For the first time we have a territorial bird on Hambrook, regularly blasting out his rapid staccato notes in the corner where the small pond-dipping platform was destroyed by arson in March. It usually takes flooding to attract gulls down onto the Marshes, but on 11th a flock of 16 herring gulls descended on a dry middle field. Perhaps a hatch of flies or some other prey item had enticed them in, but whatever it was didn’t hold their attention for more than a few minutes, and then they were gone. Ten days later 23 herring gulls were joined by two lesser black-backed gulls on the same field, though this was three days after moderately heavy rain which may well have displaced some invertebrates, causing them to move towards the surface of the soil, where they could be picked off by the gulls. And to finish this section on gulls, a common gull seen on Tonford Lake on 2nd was my first record for 14 months of what is in fact one of our less common gulls . The delicate grey wagtail, in an endless struggle to balance its body against an unnecessarily long tail, delights in bobbing around at the edge of the river, and is currently spending a lot of time beneath the A2 bridge, leading me to suspect that a pair is nesting there. It may have a grey back, but the grey wagtail’s most eye-catching feature is a bright yellow breast, leading to frequent confusion with an altogether different bird, the yellow wagtail. A squirrel, also on the river bank on the 11th , was presumably there for completely different reasons known only to itself.
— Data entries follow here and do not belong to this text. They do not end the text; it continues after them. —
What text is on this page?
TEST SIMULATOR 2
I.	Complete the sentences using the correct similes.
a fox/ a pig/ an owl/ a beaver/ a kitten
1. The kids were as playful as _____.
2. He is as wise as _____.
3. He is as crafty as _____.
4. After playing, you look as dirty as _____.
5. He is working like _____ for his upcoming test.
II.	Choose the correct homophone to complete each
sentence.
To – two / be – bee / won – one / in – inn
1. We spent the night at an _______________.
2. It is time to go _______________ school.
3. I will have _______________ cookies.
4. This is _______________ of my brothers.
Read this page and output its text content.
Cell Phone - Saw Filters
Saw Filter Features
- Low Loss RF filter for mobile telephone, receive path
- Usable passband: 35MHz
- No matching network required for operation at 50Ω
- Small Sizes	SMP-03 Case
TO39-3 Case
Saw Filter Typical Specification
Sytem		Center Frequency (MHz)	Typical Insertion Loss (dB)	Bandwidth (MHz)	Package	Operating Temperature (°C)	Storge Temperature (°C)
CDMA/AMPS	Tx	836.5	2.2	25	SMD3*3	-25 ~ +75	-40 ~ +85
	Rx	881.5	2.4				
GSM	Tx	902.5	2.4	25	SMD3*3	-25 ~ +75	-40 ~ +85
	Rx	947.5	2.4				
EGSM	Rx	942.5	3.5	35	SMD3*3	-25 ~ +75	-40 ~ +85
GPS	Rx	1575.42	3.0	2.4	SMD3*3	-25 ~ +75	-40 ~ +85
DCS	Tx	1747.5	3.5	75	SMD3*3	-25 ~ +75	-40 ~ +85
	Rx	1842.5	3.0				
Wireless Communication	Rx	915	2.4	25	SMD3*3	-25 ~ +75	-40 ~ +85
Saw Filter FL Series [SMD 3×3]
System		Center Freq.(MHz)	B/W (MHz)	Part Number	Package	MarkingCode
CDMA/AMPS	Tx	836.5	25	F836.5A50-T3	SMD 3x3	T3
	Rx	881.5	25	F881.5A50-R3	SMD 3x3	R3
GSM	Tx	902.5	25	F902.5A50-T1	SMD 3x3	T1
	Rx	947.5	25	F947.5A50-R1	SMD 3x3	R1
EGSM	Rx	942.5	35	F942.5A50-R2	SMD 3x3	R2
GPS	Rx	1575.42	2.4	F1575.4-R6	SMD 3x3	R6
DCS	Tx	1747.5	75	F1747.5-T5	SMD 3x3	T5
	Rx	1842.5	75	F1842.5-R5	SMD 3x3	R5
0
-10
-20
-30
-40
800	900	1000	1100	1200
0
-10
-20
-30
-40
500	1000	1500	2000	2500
It seems that we went straight from monsoon weather in February and early March to drought conditions for the next six weeks. The wet winter probably adversely affected the newly-planted snake’s head fritillaries, as many of the bulbs were standing in water for several months, but despite this 26 plants flowered, and there were at least a further 36 non-flowering stems: I say ‘at least’ because, without the drooping fairy lantern flowers to home in on, their long, narrow leaves are incredibly hard to spot amongst all the grass. Fritillaries do like damp soil, so may not have thought much of the dry spring, and it is impossible to predict how well they may do next year. We desperately need them to thrive, as the original 2011 planting in the boardwalk field is only just hanging on with three flowers this spring. It is a shame that these elegant, early portents of spring have such a short flowering period.